Nobody knows, of course, exactly how the COVID pandemic will change all this. It’s just certain that it has.

Portland’s bike commuting rate was 5.2 percent, the Census found in its annual compilation of surveys collected throughout the previous calendar year, down from an average of 6.3 percent over the previous five years and the lowest single-year estimate since 2007. The new finding served as a likely confirmation of last year’s discouraging indication that Portland’s mid-decade boomlet of bike commuting seemed to have receded.

Across the Portland metro area, the estimated bike-commuting rate was 1.9 percent, down from an average of 2.3 percent over the previous five years. The national estimate, too, was flat to down: 0.5 percent from 0.6 percent.

Other large U.S. cities with significant bike commuting were also flat or on the low end of their five-year averages.

Some Oregonians might be particularly interested in one spot of bright news: After several years of lagging seriously, Eugene’s bike commuting estimate ticked back up to 6 percent. Oregon’s third-largest city can once again claim to have more bike commuting than its largest.

Unfortunately, even that rise is well within Eugene’s larger error margin.

It’s still a complete mystery how the pandemic might change commutes

Traffic on NE 21st Avenue overpass on May 26th, 2020.
(Photo: J. Maus/BikePortland)

These 2019 estimates aren’t a big surprise.

Portland gas prices spent most of 2019 above $3 a gallon, but never flirted with $4 as they had after the recession. Despite regular incremental improvements, momentous decisions in 2018 like the Central City in Motion plan and a few major projects in the pipeline, little new infrastructure has actually hit the ground on Portland’s key commuting routes in years. In fact, one significant bike commuting pinchpoint, the Burnside Bridge, spent almost all of 2018 and 2019 pretty bad to bike on before getting an upgrade as 2020 began.


And speaking of 2020…

Nobody knows, of course, exactly how the COVID pandemic will change all this. It’s just certain that it has.

Even in 2019, Portland’s work-from-home rate hit an estimated 9.1 percent, another all-time high and one of the nation’s highest rates for a major city. (In case you were wondering, the exact question is: “How did this person usually get to work LAST WEEK? Mark (X) ONE box for the method of transportation used for most of the distance.”)

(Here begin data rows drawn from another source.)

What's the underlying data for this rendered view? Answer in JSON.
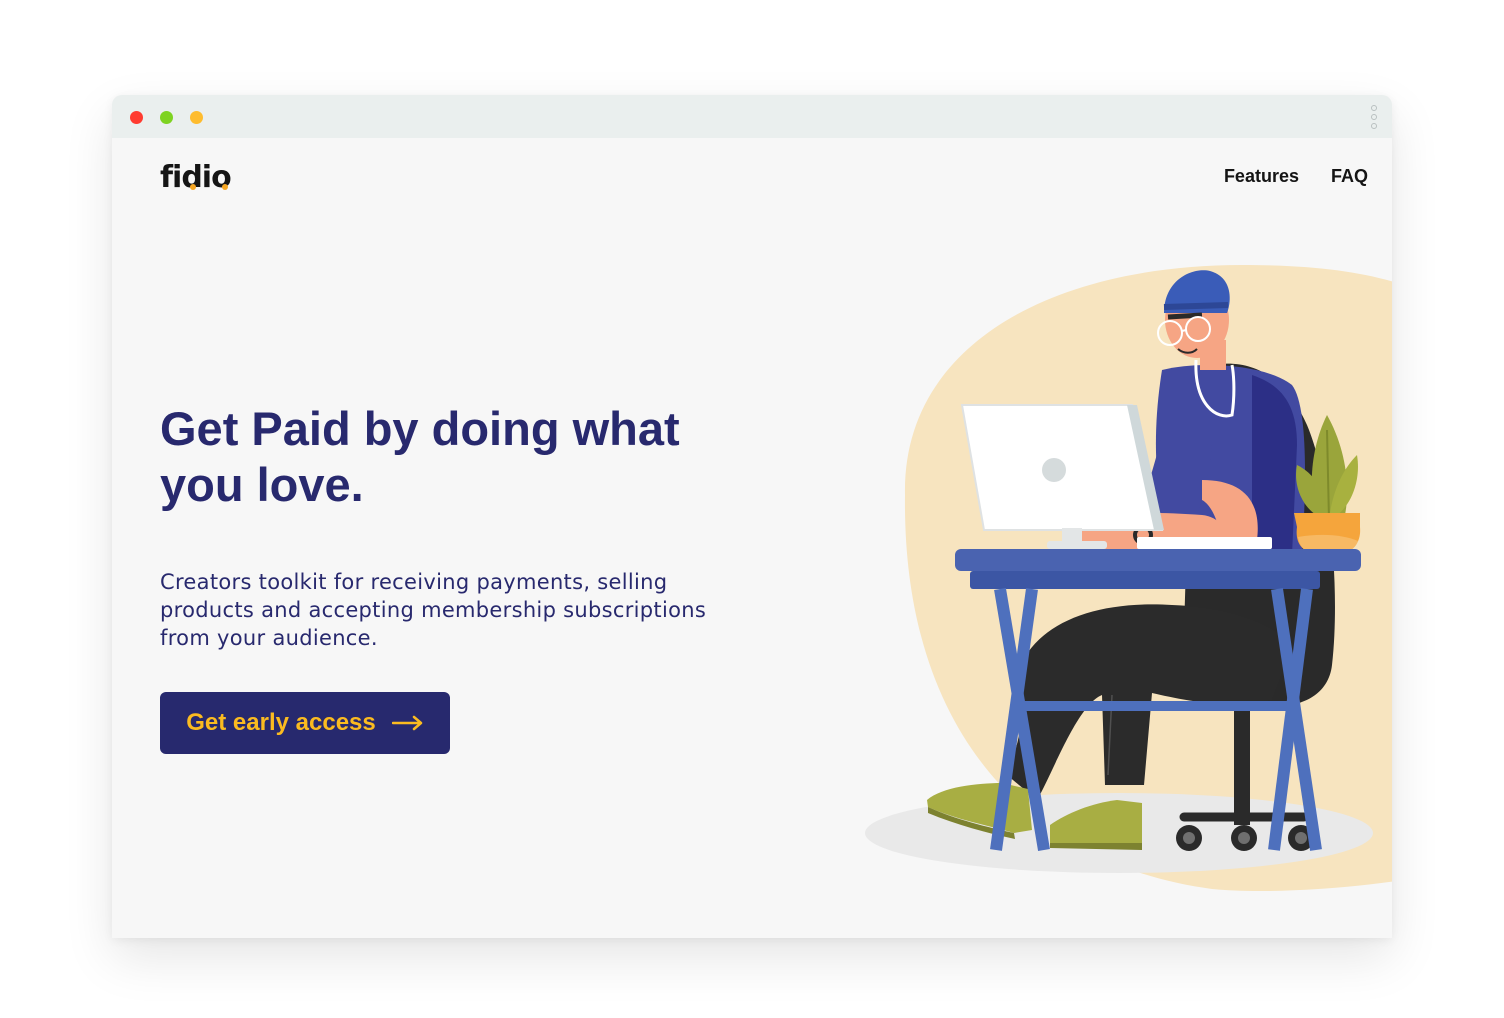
{
  "browser": {
    "controls": [
      "close",
      "minimize",
      "maximize"
    ],
    "menu_icon": "more-vertical-icon"
  },
  "header": {
    "logo_text": "fidio",
    "nav": [
      {
        "label": "Features"
      },
      {
        "label": "FAQ"
      }
    ]
  },
  "hero": {
    "title": "Get Paid by doing what you love.",
    "subtitle": "Creators toolkit for receiving payments, selling products and accepting membership subscriptions from your audience.",
    "cta_label": "Get early access",
    "cta_icon": "arrow-right-icon"
  },
  "colors": {
    "primary": "#27296e",
    "accent": "#fbbb20",
    "background": "#f7f7f7",
    "illustration_blob": "#f7e4bf"
  }
}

That figure will surely soar in 2020 and 2021, perhaps especially for one of Portland’s core biking populations: people who work downtown. Meanwhile, the collapse in transit ridership and the boom in bike sales are introducing many more people to bikes as both recreation and transportation. And for many victims of this chaotic economy, bikes are of course a way to save money.

It’s my own belief that infrastructure investments alone don’t lead to much change in commuting habits until some sort of external force gives many people a reason to reconsider their daily routines at once. This scrambling of transportation trends can come from a gas price shift, a global pandemic, maybe even whatever other catastrophes might await us next.